Как мы уже говорили, легионом отряд Птолемея Приста было назвать трудно. Численностью он не дотягивал и до когорты. Собранный из старослужащих воинов отряд легионом назвал сам Птолемей Прист. А значок с орлом – это все, что уцелело от первого легиона, которым командовал Прист в одном из бесславных парфянских походов. Командовать новым легионом Птолемею Присту светило только в греческие календы, до начала африканской войны Прист держал волка за уши, и только заступничество одного из сенаторов, чье имя центурион предпочитал не оглашать (сильный благодетель – благодетель тайный), позволило центуриону возглавить этот небольшой, но славный и храбрый отряд, в котором были собраны те, кто умел держать волка за хвост, а не искал благодетелей в нундины.

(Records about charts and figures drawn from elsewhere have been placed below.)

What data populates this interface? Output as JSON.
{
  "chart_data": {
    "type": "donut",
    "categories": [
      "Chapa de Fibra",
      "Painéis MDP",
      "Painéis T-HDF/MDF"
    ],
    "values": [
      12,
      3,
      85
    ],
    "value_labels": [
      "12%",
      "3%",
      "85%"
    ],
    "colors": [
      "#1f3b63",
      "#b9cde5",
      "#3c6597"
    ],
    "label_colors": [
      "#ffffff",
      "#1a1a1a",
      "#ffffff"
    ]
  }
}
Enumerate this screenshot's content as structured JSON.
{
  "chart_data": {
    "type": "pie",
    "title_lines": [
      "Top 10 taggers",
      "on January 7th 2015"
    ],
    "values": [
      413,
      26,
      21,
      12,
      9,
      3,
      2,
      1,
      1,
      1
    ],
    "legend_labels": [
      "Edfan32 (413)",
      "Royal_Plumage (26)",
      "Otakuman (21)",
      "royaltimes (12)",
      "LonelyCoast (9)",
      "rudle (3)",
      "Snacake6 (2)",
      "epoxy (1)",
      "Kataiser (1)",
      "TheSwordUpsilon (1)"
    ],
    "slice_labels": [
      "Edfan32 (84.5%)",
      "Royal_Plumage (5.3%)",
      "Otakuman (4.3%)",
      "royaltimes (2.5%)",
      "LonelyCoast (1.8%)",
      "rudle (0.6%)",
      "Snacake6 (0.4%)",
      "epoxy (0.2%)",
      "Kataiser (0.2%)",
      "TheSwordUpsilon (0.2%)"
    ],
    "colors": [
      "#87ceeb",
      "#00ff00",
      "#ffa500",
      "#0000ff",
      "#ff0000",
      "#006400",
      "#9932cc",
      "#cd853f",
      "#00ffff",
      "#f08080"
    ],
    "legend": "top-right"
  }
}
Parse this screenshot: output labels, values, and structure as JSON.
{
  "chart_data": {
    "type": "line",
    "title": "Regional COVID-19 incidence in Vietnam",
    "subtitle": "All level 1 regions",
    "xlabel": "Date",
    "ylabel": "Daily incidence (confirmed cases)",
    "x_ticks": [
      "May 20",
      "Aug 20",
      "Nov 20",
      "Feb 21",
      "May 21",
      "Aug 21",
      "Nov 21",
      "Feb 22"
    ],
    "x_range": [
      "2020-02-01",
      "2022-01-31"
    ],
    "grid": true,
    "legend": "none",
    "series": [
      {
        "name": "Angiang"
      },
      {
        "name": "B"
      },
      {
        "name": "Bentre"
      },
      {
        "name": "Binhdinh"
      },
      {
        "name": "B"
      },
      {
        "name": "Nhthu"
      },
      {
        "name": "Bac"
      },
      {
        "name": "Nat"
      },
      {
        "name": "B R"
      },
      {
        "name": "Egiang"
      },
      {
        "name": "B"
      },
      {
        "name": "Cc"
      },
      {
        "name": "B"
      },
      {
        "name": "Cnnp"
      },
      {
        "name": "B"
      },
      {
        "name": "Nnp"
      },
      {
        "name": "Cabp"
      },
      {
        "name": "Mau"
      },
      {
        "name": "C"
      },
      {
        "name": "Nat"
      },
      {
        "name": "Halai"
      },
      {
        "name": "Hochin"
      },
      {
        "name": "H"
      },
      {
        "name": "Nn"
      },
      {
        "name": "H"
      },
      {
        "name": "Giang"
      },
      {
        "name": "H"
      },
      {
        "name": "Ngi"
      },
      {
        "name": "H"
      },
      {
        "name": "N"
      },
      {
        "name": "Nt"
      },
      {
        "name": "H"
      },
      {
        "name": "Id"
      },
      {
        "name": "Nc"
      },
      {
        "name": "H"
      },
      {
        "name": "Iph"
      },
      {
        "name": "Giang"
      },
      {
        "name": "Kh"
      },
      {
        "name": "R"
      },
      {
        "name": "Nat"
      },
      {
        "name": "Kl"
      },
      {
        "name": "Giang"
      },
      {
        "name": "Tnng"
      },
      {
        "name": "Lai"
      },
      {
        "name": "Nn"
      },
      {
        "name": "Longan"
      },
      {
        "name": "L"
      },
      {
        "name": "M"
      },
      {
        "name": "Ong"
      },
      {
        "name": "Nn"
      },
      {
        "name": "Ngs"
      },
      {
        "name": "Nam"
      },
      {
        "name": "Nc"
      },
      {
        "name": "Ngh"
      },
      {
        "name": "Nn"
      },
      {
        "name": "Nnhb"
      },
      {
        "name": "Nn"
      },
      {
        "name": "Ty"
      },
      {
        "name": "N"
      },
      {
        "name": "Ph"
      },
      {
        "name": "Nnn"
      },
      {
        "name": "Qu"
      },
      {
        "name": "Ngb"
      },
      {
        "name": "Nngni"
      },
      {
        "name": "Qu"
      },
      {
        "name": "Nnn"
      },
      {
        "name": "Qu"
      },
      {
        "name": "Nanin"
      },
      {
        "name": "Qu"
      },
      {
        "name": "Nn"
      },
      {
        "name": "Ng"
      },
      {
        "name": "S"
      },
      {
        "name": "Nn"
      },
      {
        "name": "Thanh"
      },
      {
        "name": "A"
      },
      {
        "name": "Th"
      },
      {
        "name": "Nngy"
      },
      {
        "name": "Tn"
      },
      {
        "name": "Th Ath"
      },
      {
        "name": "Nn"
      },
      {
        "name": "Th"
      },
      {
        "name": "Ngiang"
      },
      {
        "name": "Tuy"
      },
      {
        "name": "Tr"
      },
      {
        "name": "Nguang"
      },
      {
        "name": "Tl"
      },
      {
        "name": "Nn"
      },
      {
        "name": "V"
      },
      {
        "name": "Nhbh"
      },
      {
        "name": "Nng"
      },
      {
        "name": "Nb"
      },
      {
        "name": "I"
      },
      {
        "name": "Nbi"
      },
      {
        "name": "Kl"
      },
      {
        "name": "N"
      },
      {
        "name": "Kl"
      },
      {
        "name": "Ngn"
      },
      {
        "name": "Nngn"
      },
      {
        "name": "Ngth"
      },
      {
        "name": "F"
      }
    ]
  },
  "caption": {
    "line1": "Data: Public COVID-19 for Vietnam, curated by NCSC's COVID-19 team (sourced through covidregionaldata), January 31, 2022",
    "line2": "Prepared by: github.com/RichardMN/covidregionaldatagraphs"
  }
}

Гней Мус, несмотря на крайнюю молодость, был опытным и отчаянным воином, а уж в любовных баталиях прославился куда более именитых граждан, даже тех, кто носил белую перевязь. В Бузулуцке Гней своим привычкам не изменил, и немало казачьих, да и кацаповских молодок провожали его по утрам со своих подворий, со слезами глядя, как бодро сверкает подошвами кроссовок торопящийся успеть в казармы до подъема легионер. Обычно Гней Мус покидал своих поклонниц в пятом часу – перед рассветом.
Птолемей Прист не раз заводил с молодым иноходцем отеческие беседы о добродетели, но Гней Мус, притворно соглашаясь, на деле не хотел пить поску вместо доброго вина. Выждав, когда центурион остынет, Мус возобновлял свои набеги на городок, презрев угрозы начальства отправить его качать воду для городского водопровода.
Любовные жаркие баталии способствуют человеческому общению.
Неудивительно, что любимец женщин стал первым легионером, освоившим не только русский язык, но и его традиционную ненормативную лексику, которую Гней Мус включал в свою речь с непринужденностью ребенка.
14
Эргастусы – тюрьмы и казармы для рабов в римских имениях.